Like most people who go on a trip I buy souvenirs. They are of all kinds. Reminders of a trip to somewhere. Not always specifically typical for the country or region, but simply something that appealed to me at the time and often still does. Objects small enough to bring home in the suitcase without risk to damage them. Ceramics are tricky.
“A souvenir (from French, for a remembrance or memory), memento, keepsake, or token of remembrance is an object a person acquires for the memories the owner associates with it. The term souvenir brings to mind the mass-produced kitsch that is the main commodity of souvenir and gift shops in many tourist attractions around the world. But a souvenir can be any object that can be collected or purchased and transported home by the traveler. The object itself has no real significance other than the psychological connection the possessor has with the object as a symbol of past experience. Without the owner’s input, the object’s meaning is invisible and cannot be articulated.“
This seagull hangs in the ceiling of my livingroom and has done for many years. Bought it in Tel Aviv in 1991 when I was back after many years absence. It was a very nostalgic trip where I reconnected with old friends that I hadn’t seen for a long time. I stayed for five weeks. Upsetting, nostalgic, and good to be back at the same time as not so good for various reasons.
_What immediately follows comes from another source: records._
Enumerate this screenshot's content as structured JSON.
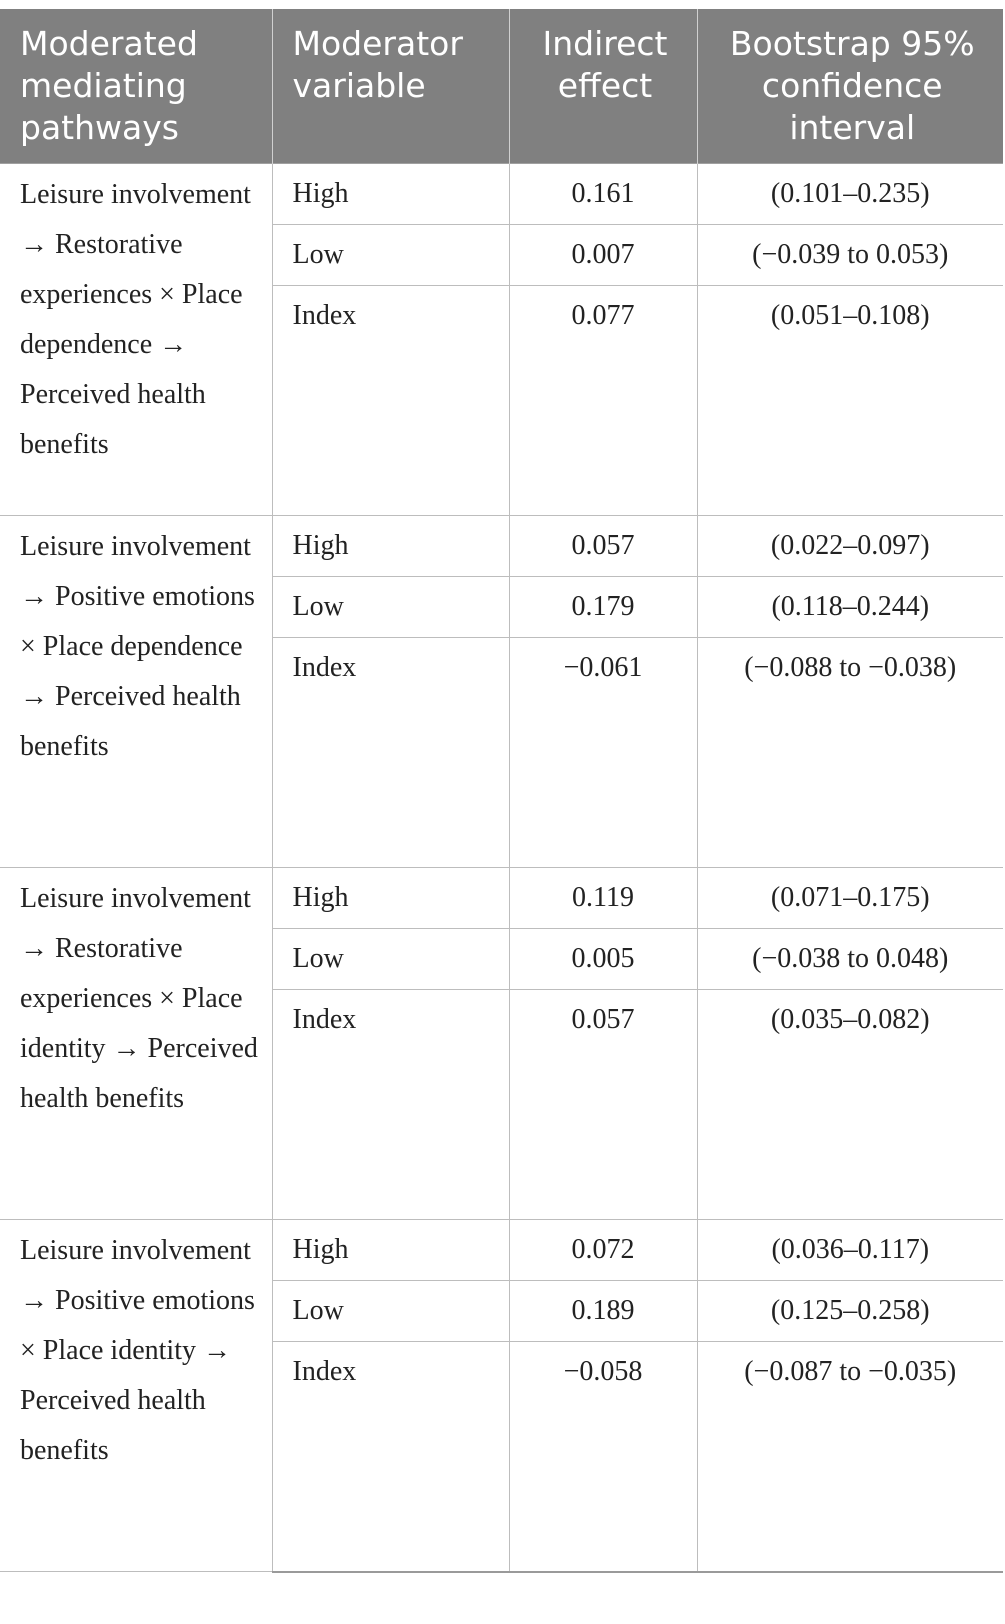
{
  "headers": [
    "Moderated mediating pathways",
    "Moderator variable",
    "Indirect effect",
    "Bootstrap 95% confidence interval"
  ],
  "groups": [
    {
      "pathway": "Leisure involvement → Restorative experiences × Place dependence → Perceived health benefits",
      "rows": [
        {
          "moderator": "High",
          "effect": "0.161",
          "ci": "(0.101–0.235)"
        },
        {
          "moderator": "Low",
          "effect": "0.007",
          "ci": "(−0.039 to 0.053)"
        },
        {
          "moderator": "Index",
          "effect": "0.077",
          "ci": "(0.051–0.108)"
        }
      ]
    },
    {
      "pathway": "Leisure involvement → Positive emotions × Place dependence → Perceived health benefits",
      "rows": [
        {
          "moderator": "High",
          "effect": "0.057",
          "ci": "(0.022–0.097)"
        },
        {
          "moderator": "Low",
          "effect": "0.179",
          "ci": "(0.118–0.244)"
        },
        {
          "moderator": "Index",
          "effect": "−0.061",
          "ci": "(−0.088 to −0.038)"
        }
      ]
    },
    {
      "pathway": "Leisure involvement → Restorative experiences × Place identity → Perceived health benefits",
      "rows": [
        {
          "moderator": "High",
          "effect": "0.119",
          "ci": "(0.071–0.175)"
        },
        {
          "moderator": "Low",
          "effect": "0.005",
          "ci": "(−0.038 to 0.048)"
        },
        {
          "moderator": "Index",
          "effect": "0.057",
          "ci": "(0.035–0.082)"
        }
      ]
    },
    {
      "pathway": "Leisure involvement → Positive emotions × Place identity → Perceived health benefits",
      "rows": [
        {
          "moderator": "High",
          "effect": "0.072",
          "ci": "(0.036–0.117)"
        },
        {
          "moderator": "Low",
          "effect": "0.189",
          "ci": "(0.125–0.258)"
        },
        {
          "moderator": "Index",
          "effect": "−0.058",
          "ci": "(−0.087 to −0.035)"
        }
      ]
    }
  ]
}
This handmade glass-decoration that hangs in my bedroom window was bought in Tel Aviv at the weekly arts and crafts market at Shuk HaCarmel, in 2006 when I last was there. Has the typical middle-eastern hand of Fatma in the center. (Pardon the poor quality of the photo). I doubt I will go back to Israel again. It is too many memories and the people I loved are almost all gone. Very few left from then. Both want to go back and don’t. It is complicated. Would like to visit Tedy’s grave again.
This wooden owl comes from Sicily (2008). Handcarved with a smaller owl inside it done from the same piece of wood. Love it. I loved Sicily. Went there as a brake from all my greek islands, to get a change. Sicily is beautiful and has very good food. Wouldn’t mind going back there. Stayed just outside Çefalu, an interesting old town. Very genuinely sicilian.
The above glass-objects all three come from Malta (1996). The only beautiful things I found at Malta. Mostly they had kitsch and really ugly stuff. But these glass objects I love. Bought them at the glass factory where they made them. I will never go back to Malta. Terrible food that tasted nothing and not a particularly interesting island. The beaches… well not very good. Yes, I went around the entire island (it is not that big).
This wooden bird (lives in my bedroom above the bed on a picture list) comes from Lanzarote. Might also come from Africa, but I bought it at Lanzarote (1998). What I loved about Lanzarote was the nature, the volcanos, the lava, the sterile nature… Had a good hotel with five pools where it was impossible to get a poolside sunchair during my entire stay as the Germans booked them from sunup and all day. I am never up at sunup if I don’t have to… Beaches were fine. Food was not all that fun (too adjusted for tourists). That I had a severe cold and was coughing all my stay didn’t make things better…
Then there are all the small objects from Greece, where I’ve been several times. Will show you those another day.